Students who slept on the weekend to compensate for the loss of sleep during the week were considered the control group (CG). Those who got enough rest on weekdays and did not need to compensate for the lack of sleep were known as the chronic sleep restriction (SCR) group. The third group of students was called the acute sleep deprivation (SAD) group. The SAD students were asked to come to the researchers' lab on Thursday evening and stay awake until morning.
The results showed that those in the CG and SAD groups were more likely to have decreases in their gait balance and overall gait control. Students from the SCR group performed better on the walking test because they were not losing sleep. This allowed them to have a greater level of concentration and attention when completing this exercise.
The researchers concluded that sleep deprivation can affect the way you walk. Beyond walking, lack of sleep has also been shown to increase the risk of developing dementia and other chronic diseases, including diabetes and high blood pressure. Getting seven to eight hours of sleep each night can help you avoid gait problems and serious health problems over time. Fortunately, there are some simple ways you can do this naturally!

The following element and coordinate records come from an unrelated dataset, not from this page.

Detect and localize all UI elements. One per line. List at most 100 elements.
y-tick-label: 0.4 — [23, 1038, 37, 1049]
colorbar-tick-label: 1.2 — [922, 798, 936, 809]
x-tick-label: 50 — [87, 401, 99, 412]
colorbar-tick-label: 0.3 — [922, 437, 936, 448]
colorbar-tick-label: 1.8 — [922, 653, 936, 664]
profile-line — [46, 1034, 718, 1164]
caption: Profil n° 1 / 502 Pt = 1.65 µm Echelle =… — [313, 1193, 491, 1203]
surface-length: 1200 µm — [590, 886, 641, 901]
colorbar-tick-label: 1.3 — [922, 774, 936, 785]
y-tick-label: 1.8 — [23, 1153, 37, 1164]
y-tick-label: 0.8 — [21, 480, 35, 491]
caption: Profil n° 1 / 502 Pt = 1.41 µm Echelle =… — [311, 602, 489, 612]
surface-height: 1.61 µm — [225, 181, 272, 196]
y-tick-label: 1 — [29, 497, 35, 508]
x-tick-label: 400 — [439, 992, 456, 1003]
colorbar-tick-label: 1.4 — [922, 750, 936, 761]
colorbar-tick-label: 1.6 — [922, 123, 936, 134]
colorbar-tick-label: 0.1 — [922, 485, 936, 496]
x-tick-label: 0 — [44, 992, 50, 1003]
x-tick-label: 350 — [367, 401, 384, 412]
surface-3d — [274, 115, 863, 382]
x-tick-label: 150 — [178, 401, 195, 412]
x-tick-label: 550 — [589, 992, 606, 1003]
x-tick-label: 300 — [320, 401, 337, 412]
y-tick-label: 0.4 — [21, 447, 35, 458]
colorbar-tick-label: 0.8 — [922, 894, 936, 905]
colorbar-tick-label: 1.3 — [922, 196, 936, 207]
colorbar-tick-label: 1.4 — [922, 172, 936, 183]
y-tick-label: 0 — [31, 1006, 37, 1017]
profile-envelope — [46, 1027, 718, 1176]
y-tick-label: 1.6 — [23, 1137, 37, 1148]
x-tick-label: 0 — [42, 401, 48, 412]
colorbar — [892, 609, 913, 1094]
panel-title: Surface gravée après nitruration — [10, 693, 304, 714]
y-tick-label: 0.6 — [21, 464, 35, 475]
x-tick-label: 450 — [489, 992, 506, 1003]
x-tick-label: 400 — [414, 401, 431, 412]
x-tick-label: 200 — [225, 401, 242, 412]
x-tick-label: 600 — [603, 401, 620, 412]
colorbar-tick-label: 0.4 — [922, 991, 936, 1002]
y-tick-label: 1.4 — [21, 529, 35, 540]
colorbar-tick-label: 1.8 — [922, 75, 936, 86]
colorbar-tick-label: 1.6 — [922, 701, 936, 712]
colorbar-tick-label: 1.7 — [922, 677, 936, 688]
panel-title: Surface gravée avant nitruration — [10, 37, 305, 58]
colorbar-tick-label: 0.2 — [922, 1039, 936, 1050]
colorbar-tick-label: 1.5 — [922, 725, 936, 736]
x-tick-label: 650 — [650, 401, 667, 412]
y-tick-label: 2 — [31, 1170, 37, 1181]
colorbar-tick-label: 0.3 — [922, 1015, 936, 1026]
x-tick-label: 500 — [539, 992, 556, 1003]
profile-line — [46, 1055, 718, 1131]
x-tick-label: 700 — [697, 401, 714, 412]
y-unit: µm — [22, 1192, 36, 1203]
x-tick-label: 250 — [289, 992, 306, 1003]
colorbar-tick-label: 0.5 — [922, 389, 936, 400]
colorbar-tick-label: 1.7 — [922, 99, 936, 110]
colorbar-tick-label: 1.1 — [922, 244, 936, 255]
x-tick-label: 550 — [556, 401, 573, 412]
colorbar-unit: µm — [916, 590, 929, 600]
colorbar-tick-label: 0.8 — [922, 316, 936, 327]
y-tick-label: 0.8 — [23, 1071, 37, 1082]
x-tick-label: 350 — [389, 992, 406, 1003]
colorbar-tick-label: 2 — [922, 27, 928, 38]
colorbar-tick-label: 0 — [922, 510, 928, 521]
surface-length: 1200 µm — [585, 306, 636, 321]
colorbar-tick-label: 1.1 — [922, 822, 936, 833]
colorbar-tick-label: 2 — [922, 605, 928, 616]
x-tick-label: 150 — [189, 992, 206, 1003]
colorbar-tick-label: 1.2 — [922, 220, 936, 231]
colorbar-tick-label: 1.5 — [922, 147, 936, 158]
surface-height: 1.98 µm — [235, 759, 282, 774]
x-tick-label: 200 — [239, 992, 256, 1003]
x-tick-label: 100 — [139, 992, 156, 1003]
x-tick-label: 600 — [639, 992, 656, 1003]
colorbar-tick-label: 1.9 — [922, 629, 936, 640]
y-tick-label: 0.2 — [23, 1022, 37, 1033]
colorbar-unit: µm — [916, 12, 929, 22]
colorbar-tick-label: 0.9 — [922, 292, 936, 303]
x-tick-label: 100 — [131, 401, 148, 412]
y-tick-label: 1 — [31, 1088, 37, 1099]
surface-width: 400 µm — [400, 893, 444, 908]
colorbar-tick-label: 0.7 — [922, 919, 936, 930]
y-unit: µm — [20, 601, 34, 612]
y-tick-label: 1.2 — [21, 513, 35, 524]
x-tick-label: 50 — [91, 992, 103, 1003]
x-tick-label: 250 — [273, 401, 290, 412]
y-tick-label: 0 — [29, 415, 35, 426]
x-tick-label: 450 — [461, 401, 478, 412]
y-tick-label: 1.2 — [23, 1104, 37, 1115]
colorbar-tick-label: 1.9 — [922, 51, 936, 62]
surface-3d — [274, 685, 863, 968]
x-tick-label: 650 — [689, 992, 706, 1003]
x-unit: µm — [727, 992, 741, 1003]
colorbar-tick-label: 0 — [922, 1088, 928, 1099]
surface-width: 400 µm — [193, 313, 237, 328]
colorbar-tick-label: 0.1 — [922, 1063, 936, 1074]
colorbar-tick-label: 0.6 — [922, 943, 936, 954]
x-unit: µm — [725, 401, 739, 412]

If you have trouble sleeping at night, try adding more light foods like kiwi, hemp seeds, and pistachios to your daily diet. These foods are rich in melatonin, the key hormone that helps regulate your sleep-wake cycle. Sticking to the same bedtime every night helps your body know when to start relaxing and feeling sleepy. Aim to be in bed by 10pm and make sure you fall asleep soundly. It's also a good idea not to look at your phone an hour before bed and not to mute incoming notifications, otherwise they could keep you up at night.